Voz: Through luck and friends, I was able to attend a Cervantino event. Every night at 8pm, outside of El Alhondiga (throughout history a grainery, a fort, a jail, and now a museum), the entertainment alternates between music, theatre and dance. In the bleachers, the entrance is free but fills up, depending on the event, between an hour or several hours before 8. On the ground, people with tickets or press passes can sit or stand, como gusten. And well, it helps to be friends with the employees of a bar for many reasons, I suppose, and in this case it was that we got free tickets to see Oscar Chavez, a great Mexican folk singer who sings of love and (mostly) leftist politics. A huapango band opened the show, singing powerful stories about the sierra and, of course, also about love. The guitarist and bassist were mellow and the singer, a grand story teller. The violinists were frantic, moving the feet of a woman who stamped and kicked to the music causing the pink and green and yellow of her skirt to swirl madly around her. The songs that talked about the uselessness of the government recieved wild applause and shouting, and one song was especially moving because it talked about the repressiveness of the Mexican government, referring both the the student massacre in Mexico City and the harsh repression that occurred in Oaxaca last summer. The song was sad and my friends shouted, "Oaxaca no se olvide!!" Oaxaca will not be forgotten. No one was bothered by the rain at all, especially when Oscar Chavez came on stage.
Oscar Chavez sat very distinguished, his deep voice flowed without effort, and he gave each song a uniqueness that could only come from a voice like his. Songs ranged from slow and somber, like La llorona (the weeping woman), to a homeage to Comandante Che Guevara (the anniversary of his death being so close), to Macondo, a quick and lively song that we tried to dance to despite the small piece of cement we were standing on. Oscar Chavez also sang about politics and government, something he's known for, especially his leftist leanings and condeming indictments of government and politicians. Later, the opening band joined Oscar Chavez for more huapango. The best part was the last song, when Oscar Chavez and the other band sang verses back and forth to each other about each other's musical abilities, in a friendly competition that ended in Oscar Chavez comparing the other band to the momias of Guanajuato.

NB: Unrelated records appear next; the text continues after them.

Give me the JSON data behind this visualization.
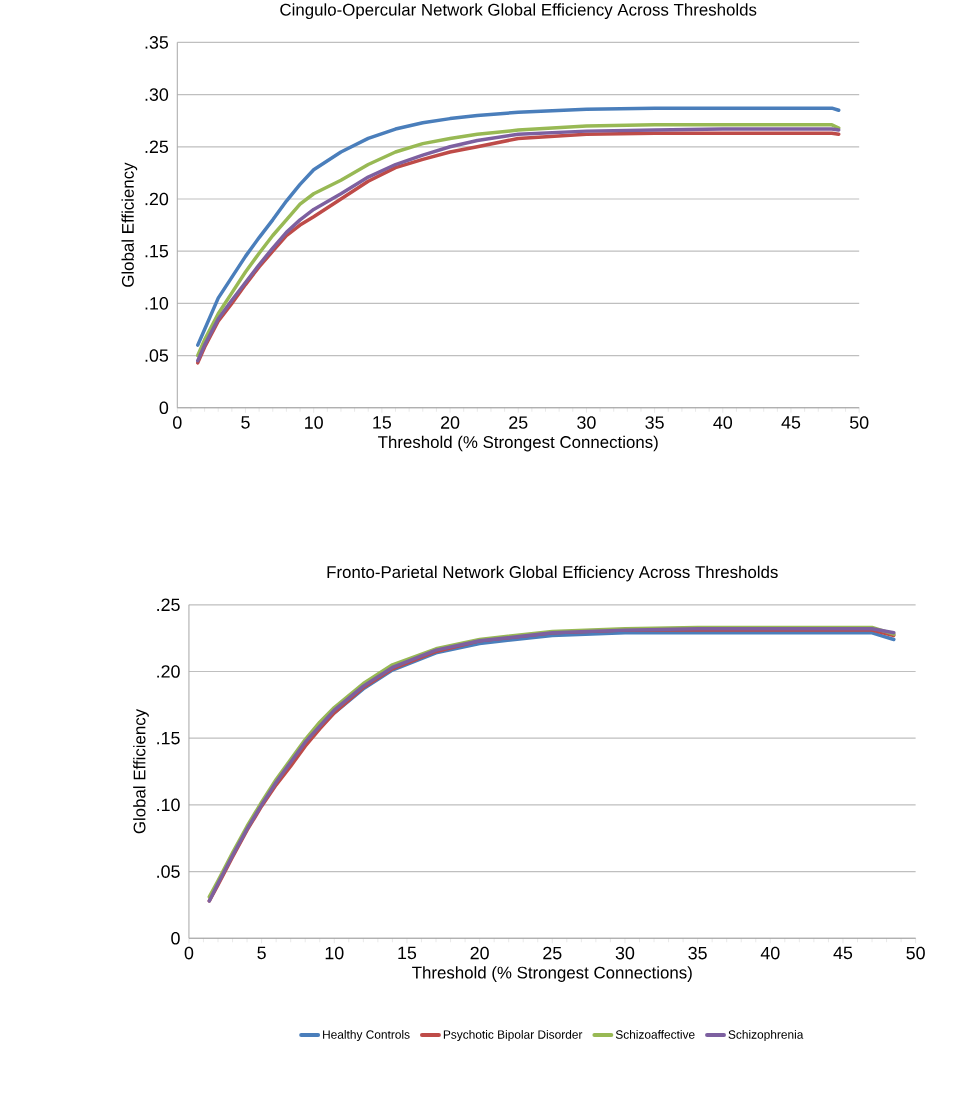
{
  "chart_data": [
    {
      "type": "line",
      "title": "Cingulo-Opercular Network Global Efficiency Across Thresholds",
      "xlabel": "Threshold (% Strongest Connections)",
      "ylabel": "Global Efficiency",
      "grid": "y",
      "x": [
        1.5,
        2,
        3,
        4,
        5,
        6,
        7,
        8,
        9,
        10,
        12,
        14,
        16,
        18,
        20,
        22,
        25,
        30,
        35,
        40,
        45,
        48,
        48.5
      ],
      "series": [
        {
          "color": "#4a7ebb",
          "values": [
            0.06,
            0.075,
            0.105,
            0.125,
            0.145,
            0.163,
            0.18,
            0.198,
            0.214,
            0.228,
            0.245,
            0.258,
            0.267,
            0.273,
            0.277,
            0.28,
            0.283,
            0.286,
            0.287,
            0.287,
            0.287,
            0.287,
            0.285
          ]
        },
        {
          "color": "#be4b48",
          "values": [
            0.043,
            0.058,
            0.083,
            0.1,
            0.118,
            0.135,
            0.15,
            0.165,
            0.175,
            0.183,
            0.2,
            0.217,
            0.23,
            0.238,
            0.245,
            0.25,
            0.258,
            0.262,
            0.263,
            0.263,
            0.263,
            0.263,
            0.262
          ]
        },
        {
          "color": "#98b954",
          "values": [
            0.05,
            0.065,
            0.09,
            0.11,
            0.13,
            0.148,
            0.165,
            0.18,
            0.195,
            0.205,
            0.218,
            0.233,
            0.245,
            0.253,
            0.258,
            0.262,
            0.266,
            0.27,
            0.271,
            0.271,
            0.271,
            0.271,
            0.268
          ]
        },
        {
          "color": "#7d60a0",
          "values": [
            0.045,
            0.06,
            0.085,
            0.103,
            0.12,
            0.137,
            0.153,
            0.168,
            0.18,
            0.19,
            0.205,
            0.221,
            0.233,
            0.242,
            0.25,
            0.256,
            0.262,
            0.265,
            0.266,
            0.267,
            0.267,
            0.267,
            0.266
          ]
        }
      ],
      "xlim": [
        0,
        50
      ],
      "ylim": [
        0,
        0.35
      ],
      "xticks": [
        0,
        5,
        10,
        15,
        20,
        25,
        30,
        35,
        40,
        45,
        50
      ],
      "yticks": [
        0,
        {
          "value": 0.05,
          "label": ".05"
        },
        {
          "value": 0.1,
          "label": ".10"
        },
        {
          "value": 0.15,
          "label": ".15"
        },
        {
          "value": 0.2,
          "label": ".20"
        },
        {
          "value": 0.25,
          "label": ".25"
        },
        {
          "value": 0.3,
          "label": ".30"
        },
        {
          "value": 0.35,
          "label": ".35"
        }
      ]
    },
    {
      "type": "line",
      "title": "Fronto-Parietal Network Global Efficiency Across Thresholds",
      "xlabel": "Threshold (% Strongest Connections)",
      "ylabel": "Global Efficiency",
      "grid": "y",
      "legend": "bottom",
      "x": [
        1.4,
        2,
        3,
        4,
        5,
        6,
        7,
        8,
        9,
        10,
        12,
        14,
        17,
        20,
        25,
        30,
        35,
        40,
        45,
        47,
        48.5
      ],
      "series": [
        {
          "name": "Healthy Controls",
          "color": "#4a7ebb",
          "values": [
            null,
            null,
            null,
            null,
            null,
            null,
            null,
            null,
            0.158,
            0.169,
            0.187,
            0.201,
            0.214,
            0.221,
            0.227,
            0.229,
            0.229,
            0.229,
            0.229,
            0.229,
            0.224
          ]
        },
        {
          "name": "Psychotic Bipolar Disorder",
          "color": "#be4b48",
          "values": [
            0.028,
            0.04,
            0.061,
            0.081,
            0.099,
            0.115,
            0.129,
            0.144,
            0.157,
            0.169,
            0.188,
            0.202,
            0.215,
            0.223,
            0.229,
            0.231,
            0.231,
            0.231,
            0.231,
            0.231,
            0.227
          ]
        },
        {
          "name": "Schizoaffective",
          "color": "#98b954",
          "values": [
            0.031,
            0.043,
            0.064,
            0.084,
            0.102,
            0.119,
            0.134,
            0.149,
            0.162,
            0.173,
            0.191,
            0.205,
            0.217,
            0.224,
            0.23,
            0.232,
            0.233,
            0.233,
            0.233,
            0.233,
            0.228
          ]
        },
        {
          "name": "Schizophrenia",
          "color": "#7d60a0",
          "values": [
            0.028,
            0.041,
            0.062,
            0.082,
            0.1,
            0.117,
            0.132,
            0.147,
            0.159,
            0.171,
            0.189,
            0.203,
            0.216,
            0.223,
            0.229,
            0.231,
            0.232,
            0.232,
            0.232,
            0.232,
            0.229
          ]
        }
      ],
      "xlim": [
        0,
        50
      ],
      "ylim": [
        0,
        0.25
      ],
      "xticks": [
        0,
        5,
        10,
        15,
        20,
        25,
        30,
        35,
        40,
        45,
        50
      ],
      "yticks": [
        0,
        {
          "value": 0.05,
          "label": ".05"
        },
        {
          "value": 0.1,
          "label": ".10"
        },
        {
          "value": 0.15,
          "label": ".15"
        },
        {
          "value": 0.2,
          "label": ".20"
        },
        {
          "value": 0.25,
          "label": ".25"
        }
      ]
    }
  ]
}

But the end of the show was probably my favorite. The woman who had danced and sang in the beginning returned, this time with the mask of death on her face, a bright pink scarf tied around her head, a large sickle and a basket. She passed papers back and forth between Oscar Chavez and the singer of the other band, which told of the deaths of (mostly) the various politicians and political institutions of Mexico. The current president, Felipe Calderon, clearly was targeted and the crowd roared. Vicente Fox and Martita (as Mexicans call his spouse) received harsh treatment even from death herself. Corporate media, the governor of Guanajuato and even Oscar Chavez all recieved their summons. The mix of politics, hilarity and death is something that I doubt would take place in the United States. But here, death is laughing and mocking us and we are laughing and dancing with her. Octavio Paz talks about this as Mexico's way of avoiding serious contemplation of death, that by eating sugar coated skeletons and skulls and dancing on graves, they close themselves off to death and therefore to life. This is similar to the way in which in the United States, he says, people often behave as if death doesn't exist. Mexicans bring death, in all her colorful glory, into their lives, but never close enough to see it as more than a dance partner, a lover, or a friend. By mocking death, Mexicans are really mocking their own lives, Paz claims, and this leads to a pessimistic view of life that permeates throughout Mexican life. It's hard to say at what depths Paz is right or not, but his view is interesting, as is the different ways in which people celebrate, abhor, or ignore death.